The phase diagram of Ca is examined using a combination of density-functional theory (DFT) and diffusion quantum Monte Carlo (DMC) calculations. Gibbs free energies of several competing structures are computed at pressures near 50 GPa. Existing disagreements for the stability of Ca both at low and room temperature are resolved with input from DMC. Furthermore, DMC calculations are performed on 0 K crystalline structures up to 150 GPa and it is demonstrated that the widely used generalized gradient approximation of DFT is insufficient to accurately account for the relative stability of the high-pressure phases of Ca. The results indicate that the theoretical phase diagram of Ca needs a revision.

Figure 1

Phonon dispersion curves at 45 GPa and 0 K of (a) sc [21] and (b) $Cmmm$ from linear response theory.
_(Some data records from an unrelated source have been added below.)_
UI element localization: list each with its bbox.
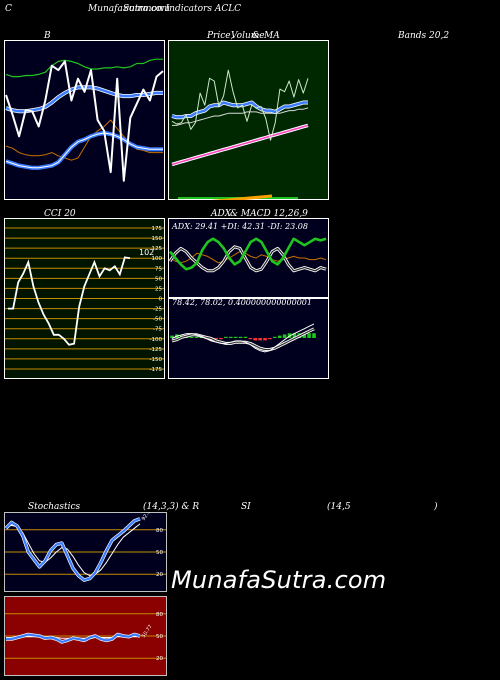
tick-label: 80 [156,612,163,618]
panel-frame [168,40,329,200]
histogram-bar [189,336,194,338]
bands-title-left: B [44,31,51,41]
tick-label: 150 [152,236,163,242]
adx-chart: ADX: 29.41 +DI: 42.31 -DI: 23.08 [168,218,329,298]
tick-label: 80 [156,528,163,534]
histogram-bar [307,333,311,338]
macd-label: 78.42, 78.02, 0.400000000000001 [172,298,312,307]
price-line [171,69,309,141]
tick-label: 175 [152,226,163,232]
bollinger-bands-chart [4,40,165,200]
stoch-d-line [5,523,141,577]
ma-short-line [171,101,308,119]
volume-bar [210,194,273,200]
tick-label: -150 [150,357,163,363]
histogram-bar [233,336,238,338]
adx-macd-title-a: ADX [211,209,232,219]
watermark: MunafaSutra.com [171,566,387,594]
volume-line [5,119,163,161]
panel-frame [168,298,329,379]
middle-band-line [5,86,163,113]
price-title-d: MA [264,31,280,41]
histogram-bar [219,338,223,340]
tick-label: -25 [153,307,162,313]
value-label: 92.56 [141,512,154,522]
price-line [5,60,164,182]
tick-label: -125 [150,347,163,353]
histogram-bar [268,338,272,340]
histogram-bar [224,336,228,338]
histogram-bar [282,334,287,338]
stoch-title-b: (14,3,3) & R [143,502,200,512]
histogram-bar [292,333,297,338]
tick-label: 20 [156,656,163,662]
histogram-bar [258,338,262,341]
tick-label: 125 [152,246,163,252]
histogram-bar [248,338,253,340]
cci-latest-label: 102 [139,248,154,257]
panel-frame [4,40,165,200]
histogram-bar [302,333,307,338]
histogram-bar [170,335,174,338]
stoch-k-line [5,517,141,582]
ma-mid-line [172,107,309,126]
tick-label: -175 [150,367,163,373]
histogram-bar [273,336,277,338]
price-title-b: Volume [231,31,265,41]
tick-label: -100 [150,337,163,343]
adx-line [169,251,327,264]
price-title-a: Price, [207,31,234,41]
histogram-bar [228,336,233,338]
adx-label: ADX: 29.41 +DI: 42.31 -DI: 23.08 [171,222,308,231]
tick-label: 100 [152,256,163,262]
tick-label: 0 [159,297,163,303]
histogram-bar [194,336,199,338]
tick-label: 75 [155,266,162,272]
ma-long-line [171,124,309,166]
price-title-c: & [252,31,261,41]
histogram-bar [277,335,282,338]
lower-band-line [5,132,163,169]
histogram-bar [243,336,248,338]
macd-line [171,323,315,353]
cci-chart: 175 150 125 100 75 50 25 0 -25 -50 -75 -100 -125 -150… [4,218,165,379]
stochastics-chart: 80 50 20 92.56 [4,512,167,592]
tick-label: 50 [156,634,163,640]
macd-chart: 78.42, 78.02, 0.400000000000001 [168,298,329,379]
histogram-bar [312,333,316,338]
bands-title-right: Bands 20,2 [398,31,450,41]
cci-title: CCI 20 [44,209,76,219]
histogram-bar [214,338,218,340]
tick-label: -75 [153,327,162,333]
header-subtitle: common Indicators ACLC [124,4,242,14]
stoch-title-e: ) [434,502,438,512]
tick-label: 50 [156,550,163,556]
tick-label: -50 [153,317,162,323]
stoch-title-d: (14,5 [327,502,351,512]
histogram-bar [253,338,258,341]
histogram-bar [238,336,243,338]
stoch-title-c: SI [241,502,251,512]
tick-label: 50 [155,276,162,282]
upper-band-line [5,58,163,78]
adx-macd-title-b: & MACD 12,26,9 [230,209,308,219]
plus-di-line [169,237,327,271]
cci-line [8,256,131,346]
price-volume-ma-chart [168,40,329,200]
header-left: C [5,4,12,14]
header-title: MunafaSutra.com [88,4,170,14]
histogram-bar [263,338,267,341]
tick-label: 25 [155,286,162,292]
rsi-line [6,633,141,644]
stoch-title-a: Stochastics [28,502,81,512]
tick-label: 20 [156,572,163,578]
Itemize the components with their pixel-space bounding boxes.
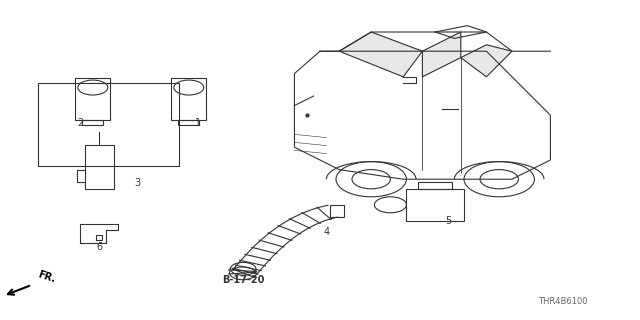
- Text: B-17-20: B-17-20: [222, 275, 264, 285]
- Bar: [172, 78, 206, 120]
- Polygon shape: [461, 45, 512, 77]
- Bar: [83, 120, 104, 125]
- Bar: [85, 145, 114, 189]
- Text: FR.: FR.: [36, 269, 57, 284]
- Bar: [330, 205, 344, 217]
- Text: 6: 6: [96, 242, 102, 252]
- Bar: [418, 182, 452, 189]
- Bar: [406, 189, 464, 221]
- Polygon shape: [422, 32, 461, 77]
- Text: 3: 3: [134, 178, 141, 188]
- Polygon shape: [339, 32, 422, 77]
- Text: 1: 1: [195, 118, 202, 128]
- Text: 4: 4: [323, 227, 330, 237]
- Text: 2: 2: [77, 118, 83, 128]
- Text: 5: 5: [445, 216, 451, 226]
- Bar: [76, 78, 110, 120]
- Text: THR4B6100: THR4B6100: [538, 297, 588, 306]
- Bar: [178, 120, 200, 125]
- Bar: [38, 83, 179, 166]
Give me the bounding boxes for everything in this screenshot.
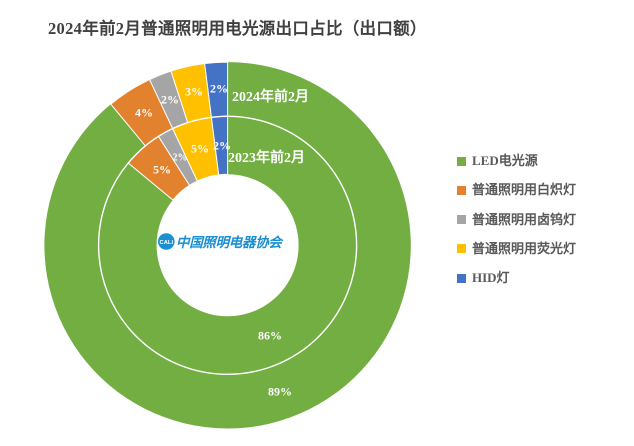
svg-text:中国照明电器协会: 中国照明电器协会 xyxy=(176,235,284,250)
svg-text:CALI: CALI xyxy=(160,240,174,246)
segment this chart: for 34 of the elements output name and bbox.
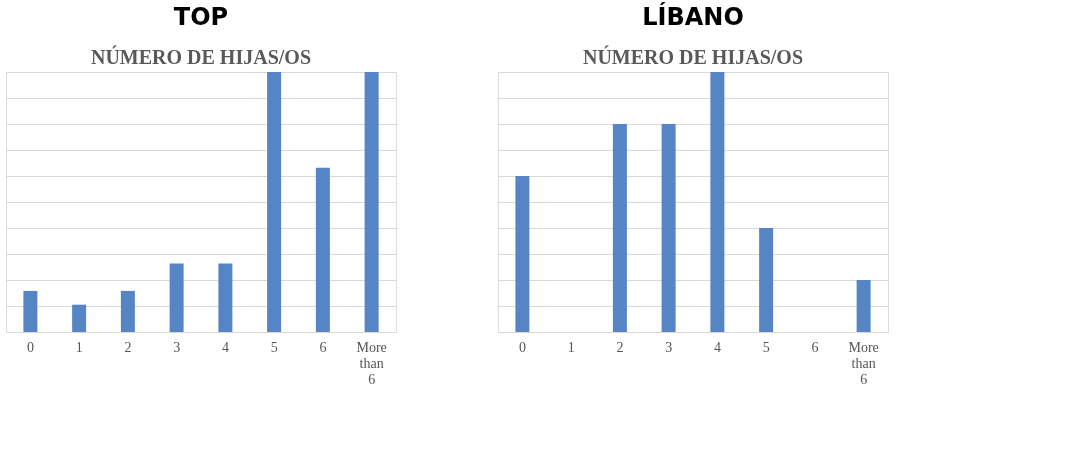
x-tick-label: More than 6 bbox=[356, 339, 387, 387]
bar bbox=[364, 72, 379, 332]
x-tick-label: 6 bbox=[319, 339, 327, 355]
chart-subtitle: NÚMERO DE HIJAS/OS bbox=[582, 45, 804, 68]
x-tick-label: 4 bbox=[713, 339, 721, 355]
bar bbox=[710, 72, 725, 332]
x-tick-label: 4 bbox=[221, 339, 229, 355]
x-tick-label: 3 bbox=[173, 339, 181, 355]
bar bbox=[120, 290, 135, 332]
bar bbox=[315, 167, 330, 332]
bar bbox=[661, 124, 676, 332]
chart-subtitle: NÚMERO DE HIJAS/OS bbox=[90, 45, 312, 68]
chart-title: LÍBANO bbox=[642, 2, 744, 31]
x-tick-label: 5 bbox=[762, 339, 770, 355]
x-tick-label: 0 bbox=[26, 339, 34, 355]
chart-title: TOP bbox=[173, 3, 229, 31]
x-tick-label: 6 bbox=[811, 339, 819, 355]
x-tick-label: 1 bbox=[75, 339, 83, 355]
bar bbox=[856, 280, 871, 332]
x-tick-label: 2 bbox=[616, 339, 624, 355]
bar bbox=[218, 263, 233, 332]
x-tick-label: 0 bbox=[518, 339, 526, 355]
x-tick-label: More than 6 bbox=[848, 339, 879, 387]
bar bbox=[759, 228, 774, 332]
x-tick-label: 3 bbox=[665, 339, 673, 355]
x-tick-label: 1 bbox=[567, 339, 575, 355]
bar bbox=[515, 176, 530, 332]
bar bbox=[23, 290, 38, 332]
x-tick-label: 2 bbox=[124, 339, 132, 355]
bar bbox=[612, 124, 627, 332]
bar bbox=[267, 72, 282, 332]
x-tick-label: 5 bbox=[270, 339, 278, 355]
bar bbox=[169, 263, 184, 332]
bar bbox=[72, 304, 87, 332]
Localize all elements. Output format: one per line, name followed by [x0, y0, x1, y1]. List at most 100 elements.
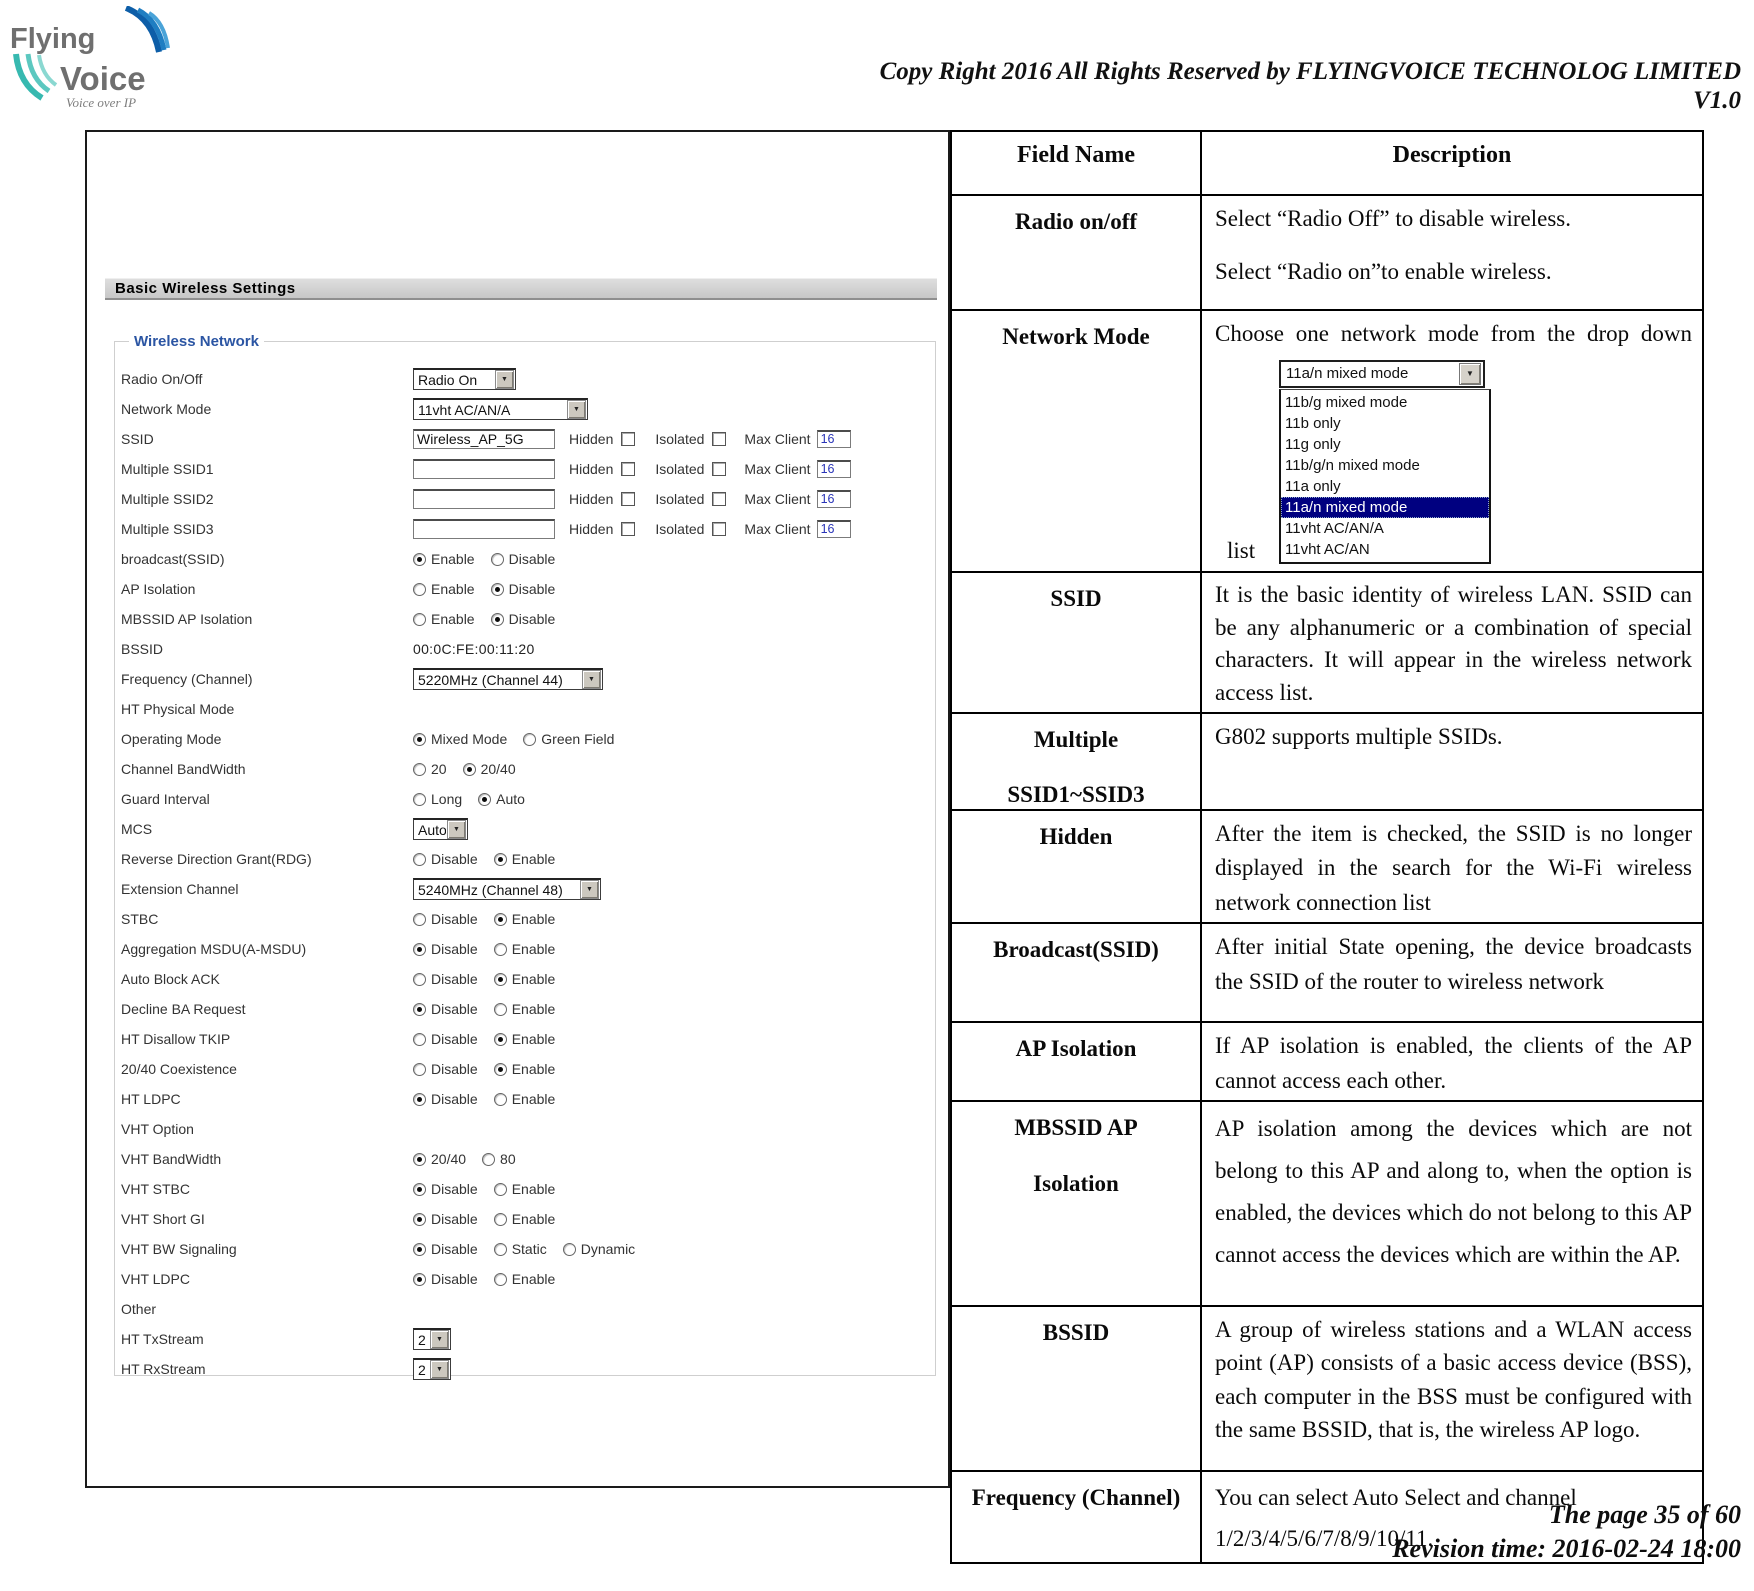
multiple-ssid2-isolated-checkbox[interactable]	[712, 492, 727, 506]
ssid-isolated-checkbox[interactable]	[712, 432, 727, 446]
stbc-enable-radio[interactable]	[493, 912, 507, 926]
broadcast-ssid-disable-radio[interactable]	[490, 552, 504, 566]
dropdown-arrow-icon[interactable]: ▼	[1459, 362, 1481, 385]
network-mode-option-11a-n-mixed-mode[interactable]: 11a/n mixed mode	[1281, 496, 1489, 518]
vht-bw-signaling-disable-radio[interactable]	[413, 1242, 426, 1256]
mbssid-ap-isolation-enable-radio[interactable]	[413, 612, 426, 626]
ssid-max-client-input[interactable]: 16	[816, 430, 851, 448]
vht-stbc-disable-radio[interactable]	[413, 1182, 426, 1196]
multiple-ssid2-hidden-checkbox[interactable]	[621, 492, 636, 506]
frequency-channel-select[interactable]: 5220MHz (Channel 44) ▼	[413, 668, 603, 690]
dropdown-arrow-icon[interactable]: ▼	[580, 880, 599, 899]
guard-interval-auto-radio[interactable]	[478, 792, 492, 806]
network-mode-option-11b-only[interactable]: 11b only	[1285, 414, 1341, 432]
vht-bandwidth-80-radio[interactable]	[482, 1152, 496, 1166]
multiple-ssid3-max-client-input[interactable]: 16	[816, 520, 851, 538]
network-mode-option-11vht-ac-an[interactable]: 11vht AC/AN	[1285, 540, 1370, 558]
20-40-coexistence-disable-radio[interactable]	[413, 1062, 426, 1076]
option-enable: Enable	[493, 1091, 555, 1107]
vht-bw-signaling-dynamic-radio[interactable]	[562, 1242, 576, 1256]
20-40-coexistence-enable-radio[interactable]	[493, 1062, 507, 1076]
ht-disallow-tkip-disable-radio[interactable]	[413, 1032, 426, 1046]
stbc-disable-radio[interactable]	[413, 912, 426, 926]
reverse-direction-grant-rdg-enable-label: Enable	[511, 851, 556, 867]
description-paragraph: Select “Radio Off” to disable wireless.	[1215, 206, 1571, 231]
guard-interval-long-radio[interactable]	[413, 792, 426, 806]
network-mode-option-11a-only[interactable]: 11a only	[1285, 477, 1341, 495]
vht-ldpc-disable-radio[interactable]	[413, 1272, 426, 1286]
reverse-direction-grant-rdg-enable-radio[interactable]	[493, 852, 507, 866]
channel-bandwidth-20-radio[interactable]	[413, 762, 426, 776]
radio-on-off-select[interactable]: Radio On ▼	[413, 368, 516, 390]
auto-block-ack-disable-radio[interactable]	[413, 972, 426, 986]
ssid-input[interactable]: Wireless_AP_5G	[413, 429, 555, 449]
panel-title-bar: Basic Wireless Settings	[105, 278, 937, 300]
network-mode-option-11b-g-n-mixed-mode[interactable]: 11b/g/n mixed mode	[1285, 456, 1420, 474]
network-mode-option-11b-g-mixed-mode[interactable]: 11b/g mixed mode	[1285, 393, 1408, 411]
auto-block-ack-enable-radio[interactable]	[493, 972, 507, 986]
reverse-direction-grant-rdg-disable-radio[interactable]	[413, 852, 426, 866]
multiple-ssid1-max-client-input[interactable]: 16	[816, 460, 851, 478]
multiple-ssid3-input[interactable]	[413, 519, 555, 539]
multiple-ssid3-hidden-checkbox[interactable]	[621, 522, 636, 536]
auto-block-ack-disable-label: Disable	[431, 971, 478, 987]
dropdown-arrow-icon[interactable]: ▼	[447, 820, 466, 839]
dropdown-arrow-icon[interactable]: ▼	[430, 1330, 449, 1349]
aggregation-msdu-a-msdu-enable-radio[interactable]	[493, 942, 507, 956]
vht-bandwidth-20-40-radio[interactable]	[413, 1152, 426, 1166]
vht-short-gi-enable-radio[interactable]	[493, 1212, 507, 1226]
network-mode-option-11g-only[interactable]: 11g only	[1285, 435, 1341, 453]
vht-bw-signaling-static-radio[interactable]	[493, 1242, 507, 1256]
ht-ldpc-enable-radio[interactable]	[493, 1092, 507, 1106]
vht-stbc-enable-radio[interactable]	[493, 1182, 507, 1196]
dropdown-arrow-icon[interactable]: ▼	[582, 670, 601, 689]
option-disable: Disable	[490, 581, 555, 597]
vht-ldpc-enable-radio[interactable]	[493, 1272, 507, 1286]
multiple-ssid2-input[interactable]	[413, 489, 555, 509]
ht-rxstream-select[interactable]: 2 ▼	[413, 1358, 451, 1380]
field-control-ht-disallow-tkip: Disable Enable	[413, 1031, 571, 1047]
ap-isolation-enable-radio[interactable]	[413, 582, 426, 596]
ht-rxstream-select-value: 2	[418, 1361, 426, 1378]
hidden-label: Hidden	[569, 461, 614, 477]
ssid-hidden-checkbox[interactable]	[621, 432, 636, 446]
multiple-ssid1-input[interactable]	[413, 459, 555, 479]
operating-mode-mixed-mode-radio[interactable]	[413, 732, 426, 746]
option-disable: Disable	[413, 1181, 478, 1197]
broadcast-ssid-enable-radio[interactable]	[413, 552, 426, 566]
extension-channel-select[interactable]: 5240MHz (Channel 48) ▼	[413, 878, 601, 900]
multiple-ssid1-isolated-checkbox[interactable]	[712, 462, 727, 476]
hidden-label: Hidden	[569, 431, 614, 447]
ht-txstream-select[interactable]: 2 ▼	[413, 1328, 451, 1350]
multiple-ssid3-isolated-checkbox[interactable]	[712, 522, 727, 536]
option-disable: Disable	[490, 611, 555, 627]
network-mode-option-11vht-ac-an-a[interactable]: 11vht AC/AN/A	[1285, 519, 1384, 537]
mcs-select[interactable]: Auto ▼	[413, 818, 468, 840]
ht-ldpc-disable-radio[interactable]	[413, 1092, 426, 1106]
network-mode-select[interactable]: 11a/n mixed mode ▼	[1279, 359, 1485, 388]
channel-bandwidth-20-40-radio[interactable]	[462, 762, 476, 776]
option-enable: Enable	[493, 1031, 555, 1047]
decline-ba-request-enable-radio[interactable]	[493, 1002, 507, 1016]
aggregation-msdu-a-msdu-disable-radio[interactable]	[413, 942, 426, 956]
ht-disallow-tkip-enable-radio[interactable]	[493, 1032, 507, 1046]
field-name-line: Network Mode	[1002, 324, 1150, 349]
vht-bandwidth-80-label: 80	[500, 1151, 516, 1167]
mbssid-ap-isolation-disable-radio[interactable]	[490, 612, 504, 626]
dropdown-arrow-icon[interactable]: ▼	[430, 1360, 449, 1379]
operating-mode-green-field-radio[interactable]	[523, 732, 537, 746]
multiple-ssid2-max-client-input[interactable]: 16	[816, 490, 851, 508]
field-label-ht-txstream: HT TxStream	[121, 1331, 204, 1347]
revision-time: Revision time: 2016-02-24 18:00	[1392, 1533, 1741, 1563]
decline-ba-request-disable-radio[interactable]	[413, 1002, 426, 1016]
network-mode-select[interactable]: 11vht AC/AN/A ▼	[413, 398, 588, 420]
network-mode-option-list: 11b/g mixed mode 11b only 11g only 11b/g/n …	[1279, 388, 1491, 564]
dropdown-arrow-icon[interactable]: ▼	[567, 400, 586, 419]
field-label-aggregation-msdu-a-msdu: Aggregation MSDU(A-MSDU)	[121, 941, 307, 957]
field-label-auto-block-ack: Auto Block ACK	[121, 971, 220, 987]
description-paragraph: AP isolation among the devices which are…	[1215, 1116, 1692, 1267]
dropdown-arrow-icon[interactable]: ▼	[495, 370, 514, 389]
multiple-ssid1-hidden-checkbox[interactable]	[621, 462, 636, 476]
ap-isolation-disable-radio[interactable]	[490, 582, 504, 596]
vht-short-gi-disable-radio[interactable]	[413, 1212, 426, 1226]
Solid circles are renormalized phonon frequencies from MD at 300 K near 45 GPa.

Figure 2

(a) Double-well potentials associated with atomic displacements along the transverse soft modes at the $M$ and $Y$ points in sc (solid line) and $Cmmm$ (dashed line), respectively. The ground state ionic wave functions for these modes are shown as well. (b) Gibbs free energies from DFT at 300 K of sc and $Cmmm$ relative to $I{4}_1/amd$, with entropy obtained from VDOS (circles) and thermodynamic integration (crosses).

Figure 3

(a) DMC energies for sc, $I{4}_1/amd$, and $Cmmm$ configurations from MD at 300 K. Here $999\mathrm{eV}/\mathrm{\text{atom}}$ is an arbitrary reference energy. The inset shows the DFT electronic density of states of sc and $I{4}_1/amd$ structures at 50 GPa. (b) DMC-corrected Gibbs free energies at 300 K of sc and $Cmmm$ relative to $I{4}_1/amd$ showing that the sc structure is preferred. DFT results are shown for comparison.